- Developers: Eidos-Montréal; Obsidian Entertainment;
- Publisher: Bethesda Softworks
- Directors: Chris Parker Justin Vazquez
- Producer: Miles Winzeler
- Designers: Henri Durocher; Vincent Lavallée; Chris Ractliffe;
- Artist: Natasha Bouchard
- Writer: Stéfanie Jolin
- Composer: Finishing Move Inc.
- Series: Grounded
- Engine: Unreal Engine 5
- Platforms: PlayStation 5; Windows; Xbox Series X/S;
- Release: July 29, 2025 (early access; Xbox/Windows) August 11, 2026 (early access; PlayStation)
- Genres: Survival, action-adventure
- Modes: Single-player, multiplayer

= Grounded 2 =

2025 video game

Grounded 2 is a survival action-adventure video game developed by Eidos-Montréal and Obsidian Entertainment and published by Bethesda Softworks. A sequel to Grounded, it was announced during the Xbox Games Showcase in June 2025 and was released in early access on July 29, 2025, for Windows and Xbox Series X/S through Steam Early Access and Xbox Game Preview. The game was later released in early access on August 11, 2026, for PlayStation 5.
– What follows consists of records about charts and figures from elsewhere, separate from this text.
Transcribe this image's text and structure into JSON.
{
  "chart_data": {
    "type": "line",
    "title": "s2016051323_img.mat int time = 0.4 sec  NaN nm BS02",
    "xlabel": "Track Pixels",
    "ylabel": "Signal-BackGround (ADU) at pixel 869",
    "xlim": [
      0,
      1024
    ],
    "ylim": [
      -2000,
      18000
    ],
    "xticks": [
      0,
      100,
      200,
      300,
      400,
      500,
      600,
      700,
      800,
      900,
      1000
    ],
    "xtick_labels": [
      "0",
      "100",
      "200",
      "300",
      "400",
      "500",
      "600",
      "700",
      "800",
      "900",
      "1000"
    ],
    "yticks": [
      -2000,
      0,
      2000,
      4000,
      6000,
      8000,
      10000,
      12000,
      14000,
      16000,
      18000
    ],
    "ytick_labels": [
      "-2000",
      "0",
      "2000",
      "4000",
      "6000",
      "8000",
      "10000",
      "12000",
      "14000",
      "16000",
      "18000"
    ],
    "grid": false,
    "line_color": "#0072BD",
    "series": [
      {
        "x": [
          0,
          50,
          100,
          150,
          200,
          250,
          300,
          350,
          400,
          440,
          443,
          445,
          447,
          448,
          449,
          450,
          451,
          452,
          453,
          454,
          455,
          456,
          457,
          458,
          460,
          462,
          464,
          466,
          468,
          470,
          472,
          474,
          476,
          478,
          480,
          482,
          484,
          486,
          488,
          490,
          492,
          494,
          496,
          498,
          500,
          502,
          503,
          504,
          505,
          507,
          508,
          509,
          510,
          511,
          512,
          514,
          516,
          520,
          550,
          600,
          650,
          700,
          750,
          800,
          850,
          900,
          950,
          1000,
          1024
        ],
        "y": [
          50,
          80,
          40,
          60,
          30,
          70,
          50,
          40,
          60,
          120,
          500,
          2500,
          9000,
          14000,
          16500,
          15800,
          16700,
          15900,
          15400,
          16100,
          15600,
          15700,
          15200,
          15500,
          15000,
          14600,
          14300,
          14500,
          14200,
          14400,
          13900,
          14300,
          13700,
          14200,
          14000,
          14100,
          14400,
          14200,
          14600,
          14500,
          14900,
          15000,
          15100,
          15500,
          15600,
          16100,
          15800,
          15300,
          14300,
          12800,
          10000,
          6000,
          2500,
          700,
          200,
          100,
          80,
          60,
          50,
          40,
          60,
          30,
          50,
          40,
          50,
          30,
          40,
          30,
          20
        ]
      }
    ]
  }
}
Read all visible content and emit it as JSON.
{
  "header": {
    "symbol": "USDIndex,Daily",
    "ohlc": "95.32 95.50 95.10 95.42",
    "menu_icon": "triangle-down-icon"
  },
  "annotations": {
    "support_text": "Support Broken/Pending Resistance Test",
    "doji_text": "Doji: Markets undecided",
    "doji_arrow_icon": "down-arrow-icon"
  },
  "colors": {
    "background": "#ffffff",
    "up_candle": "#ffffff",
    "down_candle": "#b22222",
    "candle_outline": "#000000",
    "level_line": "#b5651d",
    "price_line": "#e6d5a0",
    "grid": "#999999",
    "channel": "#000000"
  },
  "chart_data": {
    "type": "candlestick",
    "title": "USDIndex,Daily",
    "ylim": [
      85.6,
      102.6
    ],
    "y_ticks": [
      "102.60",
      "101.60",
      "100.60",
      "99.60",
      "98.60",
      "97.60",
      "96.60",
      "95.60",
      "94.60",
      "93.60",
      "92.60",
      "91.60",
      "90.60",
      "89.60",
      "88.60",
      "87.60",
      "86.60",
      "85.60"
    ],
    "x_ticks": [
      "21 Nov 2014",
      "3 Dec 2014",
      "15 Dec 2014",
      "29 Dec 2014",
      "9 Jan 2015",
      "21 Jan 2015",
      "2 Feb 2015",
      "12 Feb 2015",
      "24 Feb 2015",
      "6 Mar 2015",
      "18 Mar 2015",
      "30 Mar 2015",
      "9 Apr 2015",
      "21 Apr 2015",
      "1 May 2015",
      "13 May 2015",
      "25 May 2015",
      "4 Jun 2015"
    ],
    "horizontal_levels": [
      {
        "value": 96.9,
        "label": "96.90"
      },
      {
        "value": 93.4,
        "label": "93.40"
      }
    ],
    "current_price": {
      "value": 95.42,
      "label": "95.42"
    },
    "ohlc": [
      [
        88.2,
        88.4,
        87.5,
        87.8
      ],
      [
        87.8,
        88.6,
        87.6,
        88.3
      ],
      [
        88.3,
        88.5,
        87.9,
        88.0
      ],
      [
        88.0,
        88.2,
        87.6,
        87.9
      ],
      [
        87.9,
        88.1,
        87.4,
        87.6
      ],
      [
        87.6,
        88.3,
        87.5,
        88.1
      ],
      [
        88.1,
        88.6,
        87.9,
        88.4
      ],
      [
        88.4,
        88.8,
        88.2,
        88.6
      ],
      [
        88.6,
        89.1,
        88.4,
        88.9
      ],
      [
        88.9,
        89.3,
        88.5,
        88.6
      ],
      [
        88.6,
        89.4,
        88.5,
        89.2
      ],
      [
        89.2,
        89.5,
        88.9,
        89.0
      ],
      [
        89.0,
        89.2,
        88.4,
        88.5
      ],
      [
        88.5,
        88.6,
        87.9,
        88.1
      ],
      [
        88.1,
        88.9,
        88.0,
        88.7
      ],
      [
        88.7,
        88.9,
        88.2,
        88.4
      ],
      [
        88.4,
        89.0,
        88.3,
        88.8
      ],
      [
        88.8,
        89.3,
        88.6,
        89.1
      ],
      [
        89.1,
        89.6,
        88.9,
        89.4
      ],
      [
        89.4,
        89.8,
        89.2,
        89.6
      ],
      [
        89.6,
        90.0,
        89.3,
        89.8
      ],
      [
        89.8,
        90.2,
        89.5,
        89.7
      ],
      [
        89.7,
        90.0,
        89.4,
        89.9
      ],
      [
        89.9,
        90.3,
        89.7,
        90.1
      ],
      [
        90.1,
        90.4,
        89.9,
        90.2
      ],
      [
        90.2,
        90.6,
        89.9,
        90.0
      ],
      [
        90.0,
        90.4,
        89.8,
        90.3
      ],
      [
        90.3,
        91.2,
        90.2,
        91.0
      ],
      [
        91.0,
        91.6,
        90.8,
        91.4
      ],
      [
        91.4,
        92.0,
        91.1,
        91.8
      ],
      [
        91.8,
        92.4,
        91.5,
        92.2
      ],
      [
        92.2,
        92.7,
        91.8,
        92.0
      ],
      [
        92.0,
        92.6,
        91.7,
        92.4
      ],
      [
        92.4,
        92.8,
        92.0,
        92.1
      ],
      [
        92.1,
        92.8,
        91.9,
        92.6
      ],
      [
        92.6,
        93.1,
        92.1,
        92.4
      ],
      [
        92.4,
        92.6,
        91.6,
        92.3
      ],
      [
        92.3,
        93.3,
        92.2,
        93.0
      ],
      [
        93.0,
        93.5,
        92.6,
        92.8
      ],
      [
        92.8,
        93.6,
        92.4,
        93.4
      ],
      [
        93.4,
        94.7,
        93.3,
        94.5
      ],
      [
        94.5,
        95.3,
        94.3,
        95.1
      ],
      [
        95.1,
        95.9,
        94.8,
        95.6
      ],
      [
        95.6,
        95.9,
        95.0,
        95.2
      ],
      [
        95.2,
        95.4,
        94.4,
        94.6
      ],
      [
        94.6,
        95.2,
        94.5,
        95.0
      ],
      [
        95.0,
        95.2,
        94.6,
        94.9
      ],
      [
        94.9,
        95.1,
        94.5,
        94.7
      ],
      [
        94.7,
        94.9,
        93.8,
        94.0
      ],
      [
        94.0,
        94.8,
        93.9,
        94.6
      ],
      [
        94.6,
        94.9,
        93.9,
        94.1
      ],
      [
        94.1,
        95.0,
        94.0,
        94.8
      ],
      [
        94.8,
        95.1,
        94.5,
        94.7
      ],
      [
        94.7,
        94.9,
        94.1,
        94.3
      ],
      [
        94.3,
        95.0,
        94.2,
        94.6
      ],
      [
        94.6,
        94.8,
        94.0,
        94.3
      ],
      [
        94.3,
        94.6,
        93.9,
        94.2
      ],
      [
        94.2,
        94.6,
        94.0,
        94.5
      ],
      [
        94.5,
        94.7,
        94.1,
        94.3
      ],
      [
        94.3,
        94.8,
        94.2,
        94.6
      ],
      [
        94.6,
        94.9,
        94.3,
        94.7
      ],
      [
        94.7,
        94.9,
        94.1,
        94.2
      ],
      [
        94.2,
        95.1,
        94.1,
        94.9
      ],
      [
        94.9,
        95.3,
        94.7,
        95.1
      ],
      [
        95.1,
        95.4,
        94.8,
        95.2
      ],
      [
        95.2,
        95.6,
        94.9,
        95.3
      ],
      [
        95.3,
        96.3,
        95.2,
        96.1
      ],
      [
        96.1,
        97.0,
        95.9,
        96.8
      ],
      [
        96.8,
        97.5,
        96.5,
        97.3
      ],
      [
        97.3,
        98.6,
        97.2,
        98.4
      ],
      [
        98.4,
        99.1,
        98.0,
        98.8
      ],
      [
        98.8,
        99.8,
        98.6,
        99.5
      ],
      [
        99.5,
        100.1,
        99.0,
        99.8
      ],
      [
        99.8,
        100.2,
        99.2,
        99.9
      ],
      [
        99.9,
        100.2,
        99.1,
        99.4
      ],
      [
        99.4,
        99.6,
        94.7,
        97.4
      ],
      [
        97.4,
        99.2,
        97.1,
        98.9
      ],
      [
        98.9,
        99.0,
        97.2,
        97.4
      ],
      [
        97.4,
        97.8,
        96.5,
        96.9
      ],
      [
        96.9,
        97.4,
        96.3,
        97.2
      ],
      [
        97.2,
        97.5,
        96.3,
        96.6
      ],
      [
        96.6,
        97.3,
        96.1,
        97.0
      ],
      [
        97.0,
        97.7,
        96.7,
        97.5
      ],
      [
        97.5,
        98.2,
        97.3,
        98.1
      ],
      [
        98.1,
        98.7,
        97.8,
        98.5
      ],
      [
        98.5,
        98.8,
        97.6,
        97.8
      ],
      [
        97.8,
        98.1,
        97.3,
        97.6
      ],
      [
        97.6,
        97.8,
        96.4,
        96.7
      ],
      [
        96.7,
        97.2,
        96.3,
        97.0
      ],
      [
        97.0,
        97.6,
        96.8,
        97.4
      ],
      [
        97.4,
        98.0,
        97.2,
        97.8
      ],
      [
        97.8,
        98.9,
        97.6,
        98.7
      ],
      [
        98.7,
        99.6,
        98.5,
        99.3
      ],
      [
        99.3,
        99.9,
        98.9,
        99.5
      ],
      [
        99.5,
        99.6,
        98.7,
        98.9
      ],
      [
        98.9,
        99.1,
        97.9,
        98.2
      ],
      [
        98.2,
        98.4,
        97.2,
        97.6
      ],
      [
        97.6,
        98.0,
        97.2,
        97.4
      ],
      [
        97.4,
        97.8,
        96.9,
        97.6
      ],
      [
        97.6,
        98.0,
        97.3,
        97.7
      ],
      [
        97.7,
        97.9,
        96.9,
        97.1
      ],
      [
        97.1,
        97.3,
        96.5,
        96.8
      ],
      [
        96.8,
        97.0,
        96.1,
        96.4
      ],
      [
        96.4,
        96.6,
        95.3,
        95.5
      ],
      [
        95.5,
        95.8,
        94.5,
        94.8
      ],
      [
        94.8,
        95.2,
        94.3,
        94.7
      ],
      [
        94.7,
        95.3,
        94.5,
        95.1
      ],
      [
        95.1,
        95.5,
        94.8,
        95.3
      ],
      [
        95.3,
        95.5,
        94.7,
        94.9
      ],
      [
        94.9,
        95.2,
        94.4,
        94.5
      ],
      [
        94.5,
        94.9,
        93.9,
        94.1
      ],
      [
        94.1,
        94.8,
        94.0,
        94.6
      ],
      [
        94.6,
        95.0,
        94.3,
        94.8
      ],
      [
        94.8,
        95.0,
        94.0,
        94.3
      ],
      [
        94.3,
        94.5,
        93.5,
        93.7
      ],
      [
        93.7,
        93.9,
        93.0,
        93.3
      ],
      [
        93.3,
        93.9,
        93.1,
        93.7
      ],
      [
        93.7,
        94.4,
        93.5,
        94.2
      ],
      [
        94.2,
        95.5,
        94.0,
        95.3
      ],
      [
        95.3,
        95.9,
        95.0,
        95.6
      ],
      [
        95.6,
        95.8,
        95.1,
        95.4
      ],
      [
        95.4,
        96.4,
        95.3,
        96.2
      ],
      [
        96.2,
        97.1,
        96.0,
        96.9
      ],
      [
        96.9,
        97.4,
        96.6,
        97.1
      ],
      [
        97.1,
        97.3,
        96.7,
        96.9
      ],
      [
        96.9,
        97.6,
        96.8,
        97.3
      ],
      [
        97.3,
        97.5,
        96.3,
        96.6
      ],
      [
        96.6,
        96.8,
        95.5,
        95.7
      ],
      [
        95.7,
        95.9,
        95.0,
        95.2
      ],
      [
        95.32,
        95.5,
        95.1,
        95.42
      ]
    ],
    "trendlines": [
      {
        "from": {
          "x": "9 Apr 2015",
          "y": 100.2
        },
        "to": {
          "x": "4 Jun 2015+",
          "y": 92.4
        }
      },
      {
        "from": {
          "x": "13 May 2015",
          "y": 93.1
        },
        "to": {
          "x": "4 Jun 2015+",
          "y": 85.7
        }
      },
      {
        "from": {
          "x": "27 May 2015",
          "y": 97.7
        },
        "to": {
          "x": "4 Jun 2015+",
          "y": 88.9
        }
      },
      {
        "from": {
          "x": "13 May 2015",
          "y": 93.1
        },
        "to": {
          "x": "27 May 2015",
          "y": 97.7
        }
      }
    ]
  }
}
Continuing the core premise of the first game, Grounded 2 follows miniaturized teenagers who must survive in an oversized environment by gathering resources, crafting tools and equipment, building bases, and fighting insects and other creatures. The sequel is set in Brookhollow Park, a larger setting than the backyard of the original game.

== Gameplay ==
Grounded 2 is a survival game that can be played from a first-person perspective or third-person perspective. Players explore Brookhollow Park, gather materials, craft weapons, armor, and tools, and build shelters and other structures while defending themselves from hostile creatures.

As in the first game, progression is tied to improved equipment and access to new areas and resources. New features introduced in the sequel include rideable insect mounts known as "Buggies" and the "Omni-Tool", which combines multiple gathering and repair functions into a single tool. The game also adds revised movement and combat options, including dodging.

The game supports both single-player and cooperative multiplayer.

== Synopsis ==
Grounded 2 is set in 1992, several years after the events of the first game, and again follows the four original teenagers after they are shrunk. The story is set in Brookhollow Park and involves renewed activity connected to Ominent, the corporation featured in the first game.

== Development ==
Grounded 2 was co-developed by Obsidian Entertainment and Eidos-Montréal. According to the developers, rideable insect mounts were one of the most requested additions after the first game and became a major reason for developing a sequel rather than trying to retrofit the mechanic into the original.

Creative director Justin Vazquez said that the design of the mounts, known as Buggies, and the design of Brookhollow Park had to be developed together, while game director Chris Parker said balancing traversal and combat around mounted and on-foot play was a major development challenge. Obsidian also said that technical limitations influenced the decision to create a new game rather than continue expanding the first title.

== Early access ==
Announced during the Xbox Games Showcase in June 2025, Grounded 2 was released on July 29, 2025, through both Xbox Game Preview and Steam Early Access. It was also made available at launch to subscribers of Xbox Game Pass Ultimate and PC Game Pass.

The early access version includes the larger Brookhollow Park setting, Buggies, new combat options, and the Omni-Tool, with additional updates planned during development. Developers described early access as a way to gather player feedback and identify problems that could be addressed before the full release.

Post-launch updates during early access included the Hairy and Scary update in September 2025, which added the tarantula boss AXL and related equipment, Toxic Tangle in January 2026, which introduced the Garden area, the Ladybug Buggy, and new gear and creatures, Beat the Heat in April 2026, which introduced the Sinkhole Anthill area, the boss King Dozer, a Black Soldier Ant Buggy, and additional progression systems, and Into the Abyss in August 2026, introducing the Skunk Pond area and underwater gameplay, and the amphibious Toe Biter buggy.

Within two weeks of release, the game had reached more than 3 million players. It was later nominated for Best Early Access Game at the Golden Joystick Awards in 2025.

Announced during Summer Games Fest in June 2026, Grounded 2 will release on August 11, 2026 for PlayStation 5 alongside the Into the Abyss update.

== Reception ==
Pre-release and early-access coverage generally described Grounded 2 as a larger and more streamlined follow-up to the first game. Critics highlighted Brookhollow Park, the Buggy system, and the Omni-Tool as notable additions to the formula.

In its review in progress, GameSpot wrote that the sequel established "a much stronger foundation for the future", while noting that some features and content from the original game were not yet present in the early-access build. PC Gamer praised the game's world design and quality-of-life changes, particularly the Omni-Tool and mounted traversal, though it also noted that the game was still in an early-access state.